On Saturday we get 24 hours of Clark Gable, which gives me a chance to mention a movie I don't think I've recommended before: The King and Four Queens, at 4:00 PM Saturday on TCM.  Gable plays Dan Kehoe, a conman in the old west who's learned about the notorious McDade brothers.  The four brothers robbed a bank and made off with $50,000 in gold.  Three of them were killed; nobody knows what happened to the fourth.  But the gold was supposedly buried on the ranch run by Ma McDade (Jo Van Fleet) and her four daughters-in-law (Eleanor Parker, Jean Willes, Barbara Nichols, and Sara Shane), and Dan is now in the town where the ranch is located.  Dan decides he's going to approach the old lady with a story about having met that fourth brother in jail, using it as a way to get on the ranch and try to find where all that gold is buried.  But will Ma just shoot Dan?  It's not as if the McDades are very welcoming of outsiders.

 

There's not much on FXM Retro that I haven't recommended recently, with the exception of The Neptune Factor, which will be on at 3:00 AM Sunday.  There's  deep-sea research going on, led in the underwater research station by Dr.
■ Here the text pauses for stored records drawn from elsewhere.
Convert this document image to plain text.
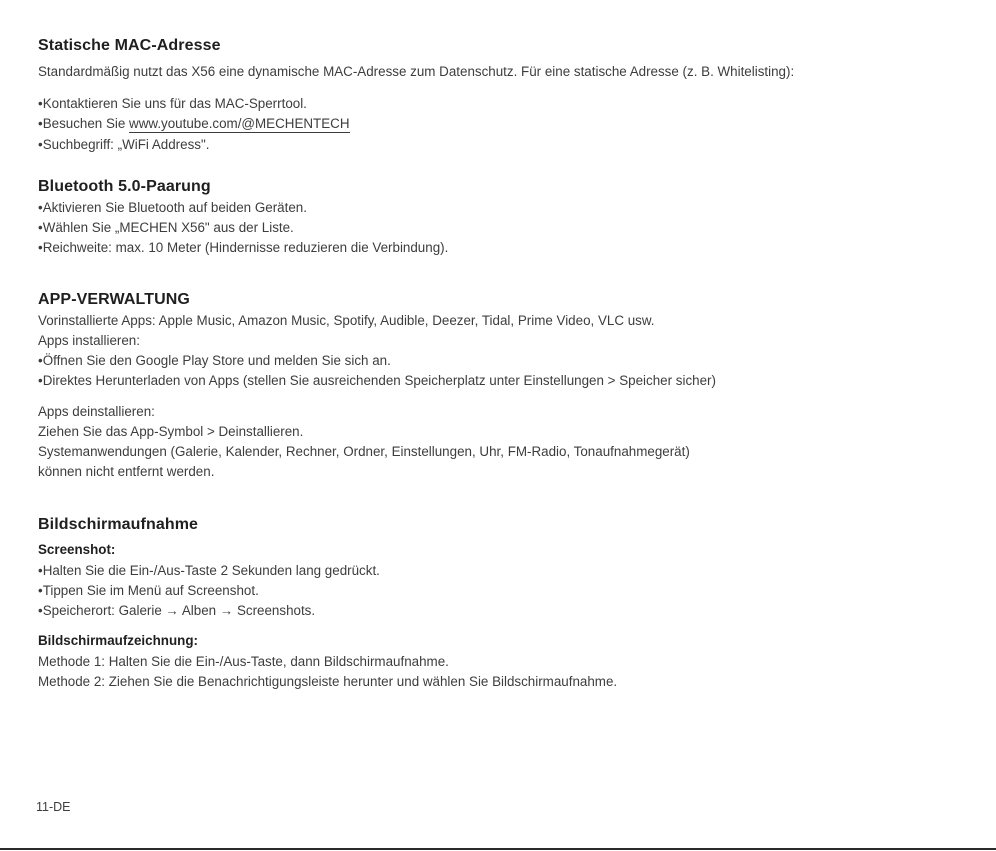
Statische MAC-Adresse
Standardmäßig nutzt das X56 eine dynamische MAC-Adresse zum Datenschutz. Für eine statische Adresse (z. B. Whitelisting):
•Kontaktieren Sie uns für das MAC-Sperrtool.
•Besuchen Sie www.youtube.com/@MECHENTECH
•Suchbegriff: „WiFi Address".
Bluetooth 5.0-Paarung
•Aktivieren Sie Bluetooth auf beiden Geräten.
•Wählen Sie „MECHEN X56" aus der Liste.
•Reichweite: max. 10 Meter (Hindernisse reduzieren die Verbindung).
APP-VERWALTUNG
Vorinstallierte Apps: Apple Music, Amazon Music, Spotify, Audible, Deezer, Tidal, Prime Video, VLC usw.
Apps installieren:
•Öffnen Sie den Google Play Store und melden Sie sich an.
•Direktes Herunterladen von Apps (stellen Sie ausreichenden Speicherplatz unter Einstellungen > Speicher sicher)
Apps deinstallieren:
Ziehen Sie das App-Symbol > Deinstallieren.
Systemanwendungen (Galerie, Kalender, Rechner, Ordner, Einstellungen, Uhr, FM-Radio, Tonaufnahmegerät)
können nicht entfernt werden.
Bildschirmaufnahme
Screenshot:
•Halten Sie die Ein-/Aus-Taste 2 Sekunden lang gedrückt.
•Tippen Sie im Menü auf Screenshot.
•Speicherort: Galerie → Alben → Screenshots.
Bildschirmaufzeichnung:
Methode 1: Halten Sie die Ein-/Aus-Taste, dann Bildschirmaufnahme.
Methode 2: Ziehen Sie die Benachrichtigungsleiste herunter und wählen Sie Bildschirmaufnahme.
11-DE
Hamilton (Michael J. Reynolds) and on the surface by Dr. Andrews (Walter Pidgeon).  One day there's an earthquake, and it sends the research station into a trench where the regular divers won't be able to get at it, thus dooming the scientists in the station.  Except that the Navy has a new research sub that might be able to rescue the scientists.  Cmdr. Blake (Ben Gazzara) plays the captain of the sub, and his crew includes the diving instructor MacKay (Ernest Borgnine) and Dr. Jansen (Yvette Mimieux).  Oh, Dr. Jansen just happens to be the fiancée of Dr. Hamilton.  Finding the station itself is going to be tough, but wait until you see what's on the ocean floor!

 

Finally, on Sunday on TCM, it's a day for the movies of Judy Garland.  I don't like her singing, so I'll mention a non-singing role in The Clock, at 10:00 AM Sunday.  Garland plays Alice, a working girl in New York.  One day at Penn Station, she runs into Cpl. Joe Allen (Robert Walker), a man on leave from the Army during World War II (the movie was released in 1945).  Literally they run into each other, as the interaction breaks off the heel of Alice's shoe.  Cpl. Allen tries to make it up to her, and she responds by showing him around the city. They plan to meet again, and it leads to an adventure after also meeting milkman Al (James Gleason) and save him from a predicament with a drunk.  Ultimately Alice and Joe fall in love, but will they be able to do anything about it in the short 48 hours they have together?  Even if you don't like Garland's singing, a movie like The Clock shows that she was an extremely capable actress.  And playing the part of Al's wife is James Gleason's real-life wife of 40 years Lucille.